Oscillating between Jhansi and Kota in the first half, where the 2 protagonist’s families hail from, Bansals from Jhansi and Trivedis from Kota. Shashank Khaitan nails it to the T with his dialogues and screenplay about a good at heart, non achiever wanting to get married to an ambitious career oriented girl. His Nashik background shows in showcasing the finer points of the daily lives of our characters and making the audience love them for it.
The entire characterisation of Badri (Varun) and Somdev (Sahil Vaid a.ka. Poplu from Humpty) is the star of the film. Along with able performances from Shweta Basu Prasad, Yash Sinha, the film belongs to Varun and Sahil.
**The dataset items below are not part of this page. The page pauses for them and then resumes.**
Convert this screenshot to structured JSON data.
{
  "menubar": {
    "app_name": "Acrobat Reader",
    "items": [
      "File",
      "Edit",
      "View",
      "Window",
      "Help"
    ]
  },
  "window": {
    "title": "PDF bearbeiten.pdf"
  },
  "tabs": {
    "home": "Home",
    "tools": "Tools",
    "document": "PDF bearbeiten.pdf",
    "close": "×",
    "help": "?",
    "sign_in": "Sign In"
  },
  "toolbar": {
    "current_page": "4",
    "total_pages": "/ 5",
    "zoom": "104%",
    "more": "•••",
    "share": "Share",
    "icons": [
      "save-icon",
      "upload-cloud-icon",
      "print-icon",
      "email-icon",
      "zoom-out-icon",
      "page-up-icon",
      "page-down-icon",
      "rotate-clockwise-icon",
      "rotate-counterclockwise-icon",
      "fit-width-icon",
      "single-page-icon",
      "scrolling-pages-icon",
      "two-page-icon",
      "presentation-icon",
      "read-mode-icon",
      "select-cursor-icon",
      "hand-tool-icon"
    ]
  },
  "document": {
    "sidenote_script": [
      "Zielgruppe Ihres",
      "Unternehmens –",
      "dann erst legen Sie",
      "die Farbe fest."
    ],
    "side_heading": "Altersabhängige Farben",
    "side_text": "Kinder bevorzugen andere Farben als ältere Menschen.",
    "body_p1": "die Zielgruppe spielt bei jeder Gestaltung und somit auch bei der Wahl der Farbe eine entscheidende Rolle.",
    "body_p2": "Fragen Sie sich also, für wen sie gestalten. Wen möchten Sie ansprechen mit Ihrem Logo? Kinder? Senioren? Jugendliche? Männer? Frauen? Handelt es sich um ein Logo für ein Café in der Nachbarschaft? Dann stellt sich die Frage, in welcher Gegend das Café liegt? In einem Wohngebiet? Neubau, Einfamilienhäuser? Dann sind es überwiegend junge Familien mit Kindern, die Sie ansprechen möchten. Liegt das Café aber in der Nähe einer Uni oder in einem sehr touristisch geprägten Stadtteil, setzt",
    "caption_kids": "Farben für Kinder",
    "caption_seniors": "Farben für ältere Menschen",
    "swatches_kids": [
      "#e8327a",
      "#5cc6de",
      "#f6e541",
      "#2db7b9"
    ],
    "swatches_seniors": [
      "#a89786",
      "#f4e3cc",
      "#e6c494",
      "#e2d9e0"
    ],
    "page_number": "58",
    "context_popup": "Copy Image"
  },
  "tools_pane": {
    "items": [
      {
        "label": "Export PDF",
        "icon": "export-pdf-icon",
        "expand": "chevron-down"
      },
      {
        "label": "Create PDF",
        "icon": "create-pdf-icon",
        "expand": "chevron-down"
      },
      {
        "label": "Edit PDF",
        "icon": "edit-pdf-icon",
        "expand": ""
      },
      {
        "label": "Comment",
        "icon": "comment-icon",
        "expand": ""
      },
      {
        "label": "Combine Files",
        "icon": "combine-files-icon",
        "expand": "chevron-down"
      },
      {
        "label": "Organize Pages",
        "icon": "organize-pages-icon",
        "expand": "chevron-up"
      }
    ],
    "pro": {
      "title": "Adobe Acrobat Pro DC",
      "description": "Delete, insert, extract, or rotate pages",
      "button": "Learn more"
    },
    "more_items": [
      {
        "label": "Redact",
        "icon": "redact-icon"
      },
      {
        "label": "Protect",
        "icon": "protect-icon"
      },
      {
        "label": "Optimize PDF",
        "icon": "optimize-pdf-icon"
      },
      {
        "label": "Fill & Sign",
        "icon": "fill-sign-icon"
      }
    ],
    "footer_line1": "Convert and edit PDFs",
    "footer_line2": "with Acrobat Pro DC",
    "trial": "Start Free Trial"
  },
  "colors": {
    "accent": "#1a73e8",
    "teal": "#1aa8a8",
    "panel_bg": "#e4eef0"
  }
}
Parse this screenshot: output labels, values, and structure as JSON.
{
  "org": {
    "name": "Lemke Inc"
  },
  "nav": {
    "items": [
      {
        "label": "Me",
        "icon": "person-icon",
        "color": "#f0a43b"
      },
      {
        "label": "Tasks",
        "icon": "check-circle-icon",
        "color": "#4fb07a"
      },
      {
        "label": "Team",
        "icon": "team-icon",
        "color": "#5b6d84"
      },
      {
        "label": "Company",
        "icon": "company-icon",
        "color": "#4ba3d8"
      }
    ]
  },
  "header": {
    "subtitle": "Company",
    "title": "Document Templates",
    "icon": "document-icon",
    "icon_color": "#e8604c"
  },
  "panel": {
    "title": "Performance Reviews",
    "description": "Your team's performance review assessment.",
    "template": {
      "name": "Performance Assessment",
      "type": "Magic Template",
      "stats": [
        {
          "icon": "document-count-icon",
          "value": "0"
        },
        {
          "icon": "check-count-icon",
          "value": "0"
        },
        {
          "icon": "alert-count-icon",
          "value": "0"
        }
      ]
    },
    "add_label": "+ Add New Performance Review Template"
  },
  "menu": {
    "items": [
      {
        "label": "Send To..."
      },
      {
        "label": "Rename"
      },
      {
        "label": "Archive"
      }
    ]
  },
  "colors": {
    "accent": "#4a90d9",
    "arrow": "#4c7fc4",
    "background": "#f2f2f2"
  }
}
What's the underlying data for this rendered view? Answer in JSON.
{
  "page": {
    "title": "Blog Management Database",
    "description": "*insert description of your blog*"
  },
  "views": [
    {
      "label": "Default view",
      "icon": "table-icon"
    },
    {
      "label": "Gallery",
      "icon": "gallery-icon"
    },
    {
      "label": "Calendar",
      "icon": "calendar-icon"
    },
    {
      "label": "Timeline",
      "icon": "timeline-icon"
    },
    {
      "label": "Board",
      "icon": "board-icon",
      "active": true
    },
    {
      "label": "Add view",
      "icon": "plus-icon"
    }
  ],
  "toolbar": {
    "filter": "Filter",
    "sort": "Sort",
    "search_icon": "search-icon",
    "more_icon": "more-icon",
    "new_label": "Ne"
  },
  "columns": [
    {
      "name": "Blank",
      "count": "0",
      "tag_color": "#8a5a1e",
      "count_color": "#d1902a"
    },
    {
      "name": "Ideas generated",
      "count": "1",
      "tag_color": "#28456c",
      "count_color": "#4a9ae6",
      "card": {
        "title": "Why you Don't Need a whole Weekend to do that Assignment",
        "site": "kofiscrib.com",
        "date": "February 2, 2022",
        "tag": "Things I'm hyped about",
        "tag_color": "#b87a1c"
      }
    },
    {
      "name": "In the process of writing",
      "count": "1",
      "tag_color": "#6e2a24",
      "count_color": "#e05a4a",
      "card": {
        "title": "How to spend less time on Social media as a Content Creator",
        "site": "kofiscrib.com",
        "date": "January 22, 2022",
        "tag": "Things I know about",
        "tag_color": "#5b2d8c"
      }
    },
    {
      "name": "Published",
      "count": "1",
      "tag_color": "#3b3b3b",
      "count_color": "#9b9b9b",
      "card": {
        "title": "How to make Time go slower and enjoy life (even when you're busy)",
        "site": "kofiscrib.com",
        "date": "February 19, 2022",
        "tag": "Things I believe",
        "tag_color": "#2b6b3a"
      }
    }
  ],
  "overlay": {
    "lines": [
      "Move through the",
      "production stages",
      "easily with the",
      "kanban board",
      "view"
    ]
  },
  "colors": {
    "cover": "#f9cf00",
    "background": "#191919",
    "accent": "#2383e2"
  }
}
An excellent cameo by Aparshakti Khurana is another brilliant casting. Gaurav Pandey after being so well used as Shonty in Humpty, somehow feels wasted here.
Alia, with the additional weight loss, somehow looks ill and this shows in her performances. Purely average, something borderline repetitive, especially in her terrace scene in Singapore, her angst seems similar to Highway & Kapoor & Sons. Also, the fact that her character is shown so amoral doesn’t work in her favour.
The songs of the film are below average, besides the brilliantly choreographed Tamma Tamma by Bosco Caesar. In today’s times, when you present such a realistic film, the flaws are questioned by children also. Like my 8 year old quickly asked after the end of the ‘Aashiq surrender hua’ “if they both just met, how come their steps are synchronised so well?”
Likewise the entire Singapore portion, in an attempt to ‘promote’ Singapore, is a drag and is too stretched. You somehow feel disconnected with the characters then, which makes the climax also seem too pat.
The first half is a breeze and you will love it. Shashank scores brilliantly as a writer / director. But the film is worth watching only due to the performances of Varun and Sahil. Their chemistry, bromance is simply to die for, innocent and true, epitomised in the scene when they both walk holding Varun’s pinky finger. Something we notice so often on the streets.
Worth a deko once, but you leave the film with no great connect, unlike Humpty.